According to Cotliar, many older adults take anticoagulants to prevent blood clots and strokes, but the medications come with a risk of bleeding and complications.
Kaiser said that many of the ER visits were related to the need to adjust the patient’s doses of anticoagulants. There also appeared to be higher rates of anticoagulant-related visits in the newer direct-acting oral anticoagulant.
“The authors point out several ongoing efforts and broader opportunities to address these safety issues and assure that those who might benefit from anticoagulants can receive them in a way that most reduces the overall potential for harm,” Kaiser said.
Diabetes medications such as insulin may lead people to the ER due to low blood sugar or hypoglycemia, according to Cotliar.
Many people experience difficulty monitoring their blood sugar levels and using insulin. Low blood sugar can cause confusion, fainting, and falls.
“The findings of this study substantiate the need for continued efforts to reduce the unintended harms from diabetes medications, particularly for older adults, balancing the risks and benefits of keeping blood sugar tightly controlled with the risk of low blood sugar,” Kaiser said.
The most frequent reason for ER visits due to medication harms in younger adults ages 25 to 44 involved nontherapeutic use of benzodiazepines.
Benzodiazepines, which are commonly used for anxiety, muscle spasms, and seizures, can cause breathing difficulties if taken in excess or with other substances.
According to Kaiser, a high percentage of visits involved the benzodiazepine alprazolam (Xanax), taken in conjunction with alcohol and other substances, which increases the risk of overdose or other adverse events.
“High rates of side effects within younger age groups reflect their ubiquitous presence in our society, and a need to focus on mental health, substance abuse treatment, and suicide prevention,” Cotliar said.

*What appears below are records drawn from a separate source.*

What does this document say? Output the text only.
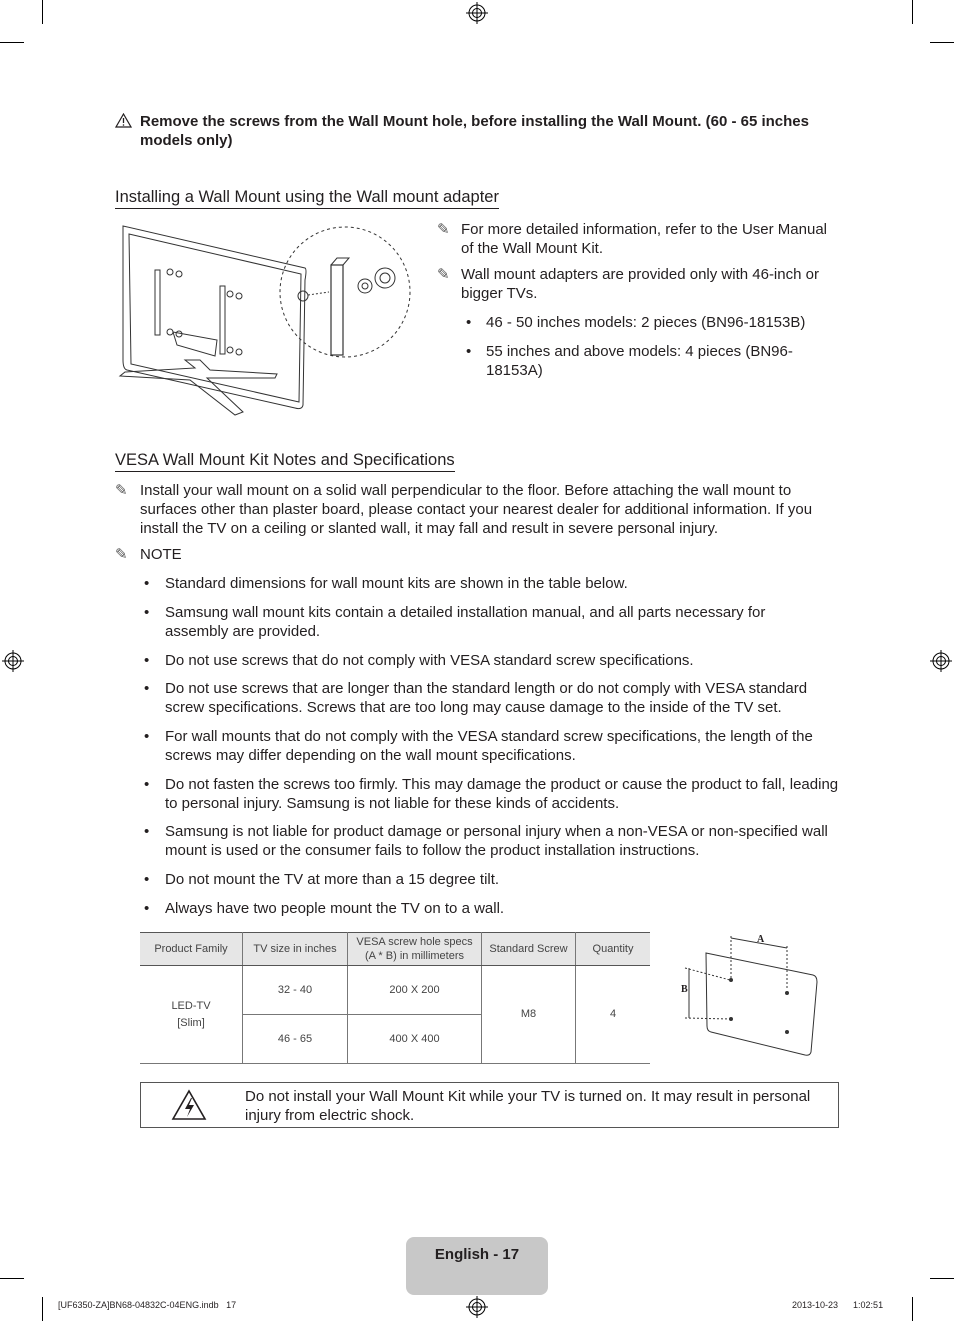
Remove the screws from the Wall Mount hole, before installing the Wall Mount. (60 - 65 inches models only)
Installing a Wall Mount using the Wall mount adapter
✎ For more detailed information, refer to the User Manual of the Wall Mount Kit.
✎ Wall mount adapters are provided only with 46-inch or bigger TVs.
• 46 - 50 inches models: 2 pieces (BN96-18153B)
• 55 inches and above models: 4 pieces (BN96-18153A)
VESA Wall Mount Kit Notes and Specifications
✎ Install your wall mount on a solid wall perpendicular to the floor. Before attaching the wall mount to surfaces other than plaster board, please contact your nearest dealer for additional information. If you install the TV on a ceiling or slanted wall, it may fall and result in severe personal injury.
✎ NOTE
• Standard dimensions for wall mount kits are shown in the table below.
• Samsung wall mount kits contain a detailed installation manual, and all parts necessary for assembly are provided.
• Do not use screws that do not comply with VESA standard screw specifications.
• Do not use screws that are longer than the standard length or do not comply with VESA standard screw specifications. Screws that are too long may cause damage to the inside of the TV set.
• For wall mounts that do not comply with the VESA standard screw specifications, the length of the screws may differ depending on the wall mount specifications.
• Do not fasten the screws too firmly. This may damage the product or cause the product to fall, leading to personal injury. Samsung is not liable for these kinds of accidents.
• Samsung is not liable for product damage or personal injury when a non-VESA or non-specified wall mount is used or the consumer fails to follow the product installation instructions.
• Do not mount the TV at more than a 15 degree tilt.
• Always have two people mount the TV on to a wall.
Product Family	TV size in inches	VESA screw hole specs (A * B) in millimeters	Standard Screw	Quantity
LED-TV
[Slim]	32 - 40	200 X 200	M8	4
	46 - 65	400 X 400		
A
B
Do not install your Wall Mount Kit while your TV is turned on. It may result in personal injury from electric shock.
English - 17
[UF6350-ZA]BN68-04832C-04ENG.indb   17	2013-10-23      1:02:51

Hospitalization rates were lowest among children ages 5 and under.
ER visits that involved medication harms in kids most commonly were due to unsupervised exposure to medications and negative reactions to the therapeutic use of antibiotics.
“This is not surprising given the frequency and extent to which these medications are prescribed to children, but serves as a reminder of their potential risks,” Kaiser said.
Kaiser hopes the findings highlight the need for healthcare professionals to avoid over-prescribing antibiotics, so that kids are only exposed to this potential risk when the benefits are clear.
New research found that blood thinners and diabetes medications send a significant amount of older adults to the ER each year.
Visits to the ER related to medication harms among younger adults were more likely to be related to the nontherapeutic use of benzodiazepines, combined with alcohol and other substances.
The authors of the study say the findings highlight a need to focus on mental health in young people and ensure older adults are safely and effectively balancing the benefits and risks of their prescribed medications.